Revealed: Air India Pilot Cut Fuel Before Crash

Hold onto your coffee mugs because a fresh AAIB report finds the Air India 787’s fuel switches were deliberately set to off mere seconds after takeoff. I’m practically vibrating here—imagine a state-of-the-art Dreamliner climbing into the sky and then, boom, the engines go mute like someone flipped the mute button on your morning news. According to India’s Aircraft Accident Investigation Bureau, both engine fuel switches on flight AI201 were moved from RUN to CUTOFF just one second apart, only to be snapped back on about ten seconds later. News of that jaw-dropping sequence comes straight from the probe’s official findings.
The Wall Street Journal dug into the black-box audio and reports that co-pilot Clive Kunder can be heard asking Captain Sumeet Sabharwal, “Why did you cut it off?” To which Sabharwal, known among flight school classmates as “Sad Sack” because he always looked so doleful, firmly denies any deliberate shutdown. Fuel switches are typically toggled on the ground during engine start and off after landing or in emergencies—not mid-flight on a smooth climb—so doing it by mistake is practically unheard of. Experts told the WSJ that the physical motion is tough to pull off accidentally, which makes this discovery even more baffling.
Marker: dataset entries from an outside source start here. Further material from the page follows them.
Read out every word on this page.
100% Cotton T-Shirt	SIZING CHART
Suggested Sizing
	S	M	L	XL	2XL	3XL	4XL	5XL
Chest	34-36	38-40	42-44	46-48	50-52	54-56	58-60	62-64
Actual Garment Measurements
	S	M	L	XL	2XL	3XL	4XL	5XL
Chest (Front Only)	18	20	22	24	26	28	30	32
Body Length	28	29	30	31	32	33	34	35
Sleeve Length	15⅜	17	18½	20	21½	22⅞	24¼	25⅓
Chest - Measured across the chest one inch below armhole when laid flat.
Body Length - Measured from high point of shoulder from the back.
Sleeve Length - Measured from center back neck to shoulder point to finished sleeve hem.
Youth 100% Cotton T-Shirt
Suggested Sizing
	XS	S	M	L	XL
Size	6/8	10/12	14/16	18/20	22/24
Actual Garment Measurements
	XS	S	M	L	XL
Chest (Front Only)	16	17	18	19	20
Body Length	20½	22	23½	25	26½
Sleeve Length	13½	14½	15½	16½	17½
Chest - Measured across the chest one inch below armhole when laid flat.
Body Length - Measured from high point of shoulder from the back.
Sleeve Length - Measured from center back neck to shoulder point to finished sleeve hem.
Witnesses on the ground say the jet lifted normally on June 12 out of Ahmedabad, bound for London, and then inexplicably sagged half a mile above a dorm at B.J. Medical College. The crash claimed 260 lives—241 passengers and crew perished, while one man walked away with barely a scratch. It’s painfully clear that even though the switches were flipped back into RUN and the engine control systems kicked in a recovery sequence, it was tragically too late to avert disaster.
Digging deeper, The Sunday Times shares that Sabharwal had quietly planned to retire from flying to care for his ailing father. He reportedly rang home just before pushback to say he’d call once he landed in London. That call never happened. Neighbors described him as devoted and soft-spoken, which makes the idea of a purposeful shutdown all the more perplexing.
The AAIB is still probing motive and method, but so far no definitive reason has emerged for why Sabharwal would cut fuel mid-air. Aviation authorities and Air India executives are combing through training records, cockpit procedures, and psychological profiles as they try to piece together what really happened in those fateful seconds. There’s even talk of refining switch designs to prevent such mishaps in the future.
This chilling revelation flips aviation safety debates on their head—were these toggles vulnerable to human error, intentional sabotage, or some freak mechanical glitch? The final report is pending, and until then, every detail feels like a clue in a thriller no one wanted to star in. I swear, I could talk about this all day.